Next time you sit down for a meal at a restaurant, pay attention to your body language, eye contact and even what you are wearing. More and more servers are being trained to watch for the signs you are sending all in an effort to give you the best service possible.
At a Chili’s in Lewisville, Texas, all of the servers have gone through a training program developed by Mandy Monk and others at the Metroplex based Brinker International, which owns Chili’s. Monk said serving has come a long way.
“It was a script that was read whether it was answering the phone or it was talking to a guest in person, it was, ‘Hi, my name is John, how can I help you, blah, blah, blah,’” said Monk.
Now servers are trained how to read a table starting with how the customer was dressed.
“So, if they are in a suit and they have a briefcase and they look like they are getting ready to have a meeting, then they’ll focus on, ‘OK, is this person going to be here for a while?’” Monk told CW 33 News.
Servers try to determine if a customer wants a quick or a leisurely meal.
“It’s really looking at their body language. Are they reaching for the menu right off the bat and really focused on the time, are they looking at their watch? So they are really going to be looking at a lot of different things,” said Monk.
Charlotte Holloway has been a Chili’s server for two and a half years. She said through body language she was able to tell that while her first table was polite, they mostly wanted to keep to themselves.

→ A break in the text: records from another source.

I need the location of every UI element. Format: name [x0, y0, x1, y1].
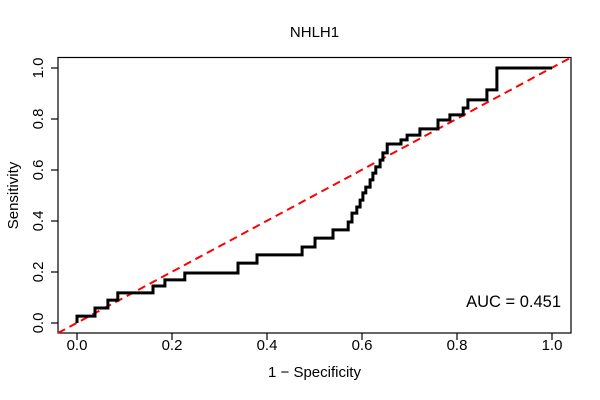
y-tick-label: 0.4 [30, 211, 47, 232]
y-tick-label: 0.6 [30, 160, 47, 181]
auc-annotation: AUC = 0.451 [466, 293, 561, 311]
y-tick-label: 0.8 [30, 109, 47, 130]
x-tick-label: 0.6 [352, 337, 373, 354]
x-tick-label: 0.0 [67, 337, 88, 354]
plot-box [57, 56, 572, 334]
x-tick-label: 0.8 [447, 337, 468, 354]
chart-title: NHLH1 [290, 24, 339, 41]
x-tick-label: 0.2 [162, 337, 183, 354]
chance-diagonal-line [57, 56, 572, 334]
y-tick-label: 1.0 [30, 58, 47, 79]
x-tick-label: 0.4 [257, 337, 278, 354]
y-axis-label: Sensitivity [5, 161, 22, 229]
y-tick-label: 0.2 [30, 262, 47, 283]
roc-curve-line [75, 66, 552, 323]
x-tick-label: 1.0 [542, 337, 563, 354]
x-axis-label: 1 − Specificity [268, 364, 361, 381]
plot-area: 0.0 0.2 0.4 0.6 0.8 1.0 0.0 0.2 0.4 0.6 0.8 1.0 [30, 56, 572, 354]
y-tick-label: 0.0 [30, 313, 47, 334]
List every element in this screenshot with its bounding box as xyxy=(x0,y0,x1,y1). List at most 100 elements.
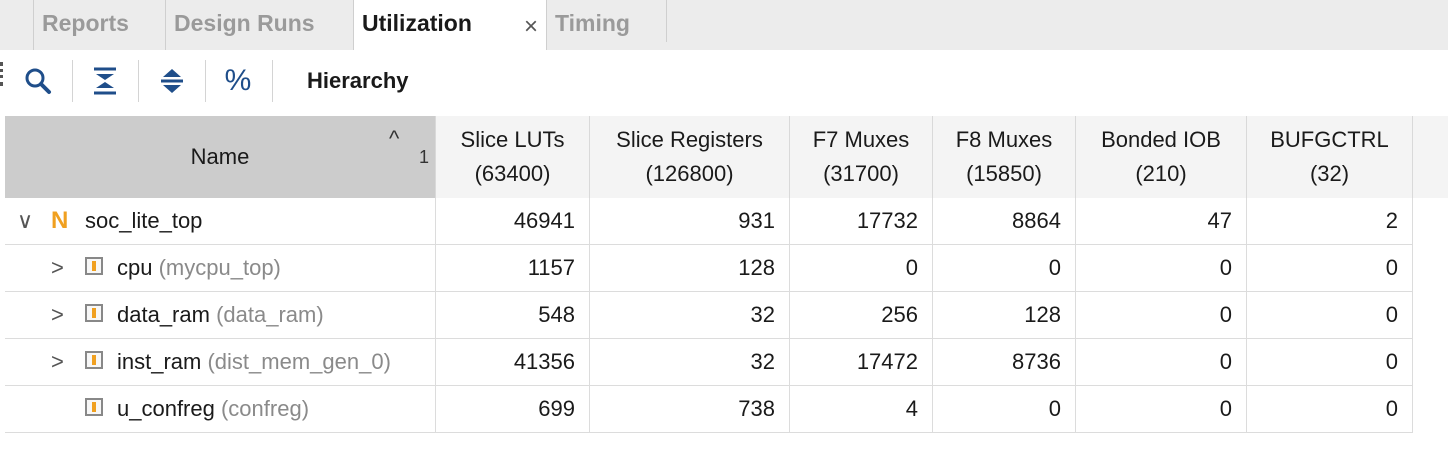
tab-reports[interactable]: Reports xyxy=(33,0,165,50)
column-header-capacity: (126800) xyxy=(645,161,734,186)
value-cell: 128 xyxy=(590,245,790,291)
hierarchy-label: Hierarchy xyxy=(307,68,409,93)
value-cell: 4 xyxy=(790,386,933,432)
search-button[interactable] xyxy=(17,56,59,106)
value-cell: 8736 xyxy=(933,339,1076,385)
column-header-label: Bonded IOB xyxy=(1101,127,1221,152)
table-row[interactable]: ∨ N soc_lite_top 46941 931 17732 8864 47… xyxy=(5,198,1413,245)
instance-label: soc_lite_top xyxy=(85,208,203,233)
expand-chevron-icon[interactable]: ∨ xyxy=(17,208,34,233)
instance-icon xyxy=(85,257,103,275)
column-header-slice-luts[interactable]: Slice LUTs (63400) xyxy=(436,116,590,198)
expand-all-button[interactable] xyxy=(151,56,193,106)
column-header-f8-muxes[interactable]: F8 Muxes (15850) xyxy=(933,116,1076,198)
toolbar-grip-icon[interactable] xyxy=(0,62,3,86)
tab-label: Design Runs xyxy=(174,10,315,36)
column-header-label: BUFGCTRL xyxy=(1270,127,1389,152)
column-header-label: F7 Muxes xyxy=(812,127,910,152)
name-cell: > inst_ram (dist_mem_gen_0) xyxy=(5,339,436,385)
toolbar-separator xyxy=(272,60,273,102)
column-header-label: F8 Muxes xyxy=(955,127,1053,152)
value-cell: 0 xyxy=(1076,386,1247,432)
expand-chevron-icon[interactable]: > xyxy=(51,302,64,327)
column-header-capacity: (15850) xyxy=(966,161,1042,186)
value-cell: 0 xyxy=(1247,339,1413,385)
instance-icon xyxy=(85,304,103,322)
value-cell: 0 xyxy=(933,245,1076,291)
column-header-capacity: (63400) xyxy=(474,161,551,186)
tab-label: Reports xyxy=(42,10,129,36)
toolbar-separator xyxy=(138,60,139,102)
tab-utilization[interactable]: Utilization × xyxy=(353,0,546,52)
sort-ascending-icon: ^ xyxy=(389,126,400,151)
tab-bar: Reports Design Runs Utilization × Timing xyxy=(0,0,1448,52)
column-header-capacity: (210) xyxy=(1135,161,1187,186)
column-header-bufgctrl[interactable]: BUFGCTRL (32) xyxy=(1247,116,1413,198)
table-row[interactable]: > inst_ram (dist_mem_gen_0) 41356 32 174… xyxy=(5,339,1413,386)
column-header-slice-registers[interactable]: Slice Registers (126800) xyxy=(590,116,790,198)
instance-icon xyxy=(85,398,103,416)
value-cell: 0 xyxy=(1076,245,1247,291)
value-cell: 548 xyxy=(436,292,590,338)
value-cell: 0 xyxy=(1247,292,1413,338)
percent-icon: % xyxy=(224,64,252,97)
value-cell: 8864 xyxy=(933,198,1076,244)
table-row[interactable]: > cpu (mycpu_top) 1157 128 0 0 0 0 xyxy=(5,245,1413,292)
instance-label: u_confreg (confreg) xyxy=(117,396,310,421)
collapse-all-button[interactable] xyxy=(84,56,126,106)
toolbar xyxy=(0,50,1448,116)
column-header-bonded-iob[interactable]: Bonded IOB (210) xyxy=(1076,116,1247,198)
value-cell: 0 xyxy=(1076,339,1247,385)
tab-design-runs[interactable]: Design Runs xyxy=(165,0,353,50)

“It’s just a lady and her son, possibly, and they were just having a nice lunch together,” said Holloway.
She said the second couple was not in as much of a rush.
“They were more friendly and outgoing and so they actually wanted to talk to me about things,” Holloway told CW 33 News.
Holloway said she changed her serving style to accommodate the feel of both tables. The management at Chili’s has bet that training servers how to read a table instead of reading a script would make the difference in their bottom line.
“Guests have choices, and with the economy today, they really have a whole lot of choices and they’re really thinking about how they are spending their money today,” said Monk.